The way cultural differences impact peoples’ responses to water conservation methods, and how this knowledge could be used to identify more effective interventions tailored for specific national cultures, is reported in a paper published online in Nature Human Behaviour this week.
Groundwater is critical to maintain global food security and millions of rural livelihoods in the face of climate change. The over-exploitation of this resource for agriculture has become a serious concern globally, but little is known about what would encourage groundwater users to comply with conservation policies. Monitoring and enforcing groundwater conservation is time-consuming, costly and politically difficult. Understanding cultural sensitivities is key to planning cost-effective management.

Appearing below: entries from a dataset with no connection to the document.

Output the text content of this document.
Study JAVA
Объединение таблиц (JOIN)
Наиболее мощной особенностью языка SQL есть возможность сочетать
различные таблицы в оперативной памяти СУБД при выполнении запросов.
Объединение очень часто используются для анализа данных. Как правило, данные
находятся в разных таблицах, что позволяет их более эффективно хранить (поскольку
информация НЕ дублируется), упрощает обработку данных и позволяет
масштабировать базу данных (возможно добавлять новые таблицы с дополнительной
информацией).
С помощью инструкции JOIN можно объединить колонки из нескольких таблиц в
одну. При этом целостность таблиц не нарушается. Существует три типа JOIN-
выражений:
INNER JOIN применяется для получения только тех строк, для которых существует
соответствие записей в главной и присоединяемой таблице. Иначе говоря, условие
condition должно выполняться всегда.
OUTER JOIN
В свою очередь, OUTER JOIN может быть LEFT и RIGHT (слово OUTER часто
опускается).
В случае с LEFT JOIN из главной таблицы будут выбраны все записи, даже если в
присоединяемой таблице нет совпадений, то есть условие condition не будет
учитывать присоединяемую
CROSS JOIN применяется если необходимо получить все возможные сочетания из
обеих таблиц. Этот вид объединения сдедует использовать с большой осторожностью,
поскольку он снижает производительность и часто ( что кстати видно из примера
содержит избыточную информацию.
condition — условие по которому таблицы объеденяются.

Juan Carlos Castilla-Rho and colleagues modelled farmers’ use of groundwater for crop irrigation in three regions where groundwater extraction control is needed: the Murray-Darling Basin in Australia, the Central Valley in California, United States and the Punjab on the India/Pakistan border. They incorporate data on social attitudes to cooperation and rule conformity in the different regions. The results show that strong punitive measures are effective in cooperative cultures (like the Punjab), but much less so in more individualistic cultures (the United States and Australia). The authors find that the most effective intervention for tipping social norms towards groundwater conservation is increasing the number of role-model rule followers in a population, although the number of rule followers required to tip the scale of social acceptability varied strongly between regions. The authors conclude that the same model can be applied to other shared natural resources, such as fisheries and forests.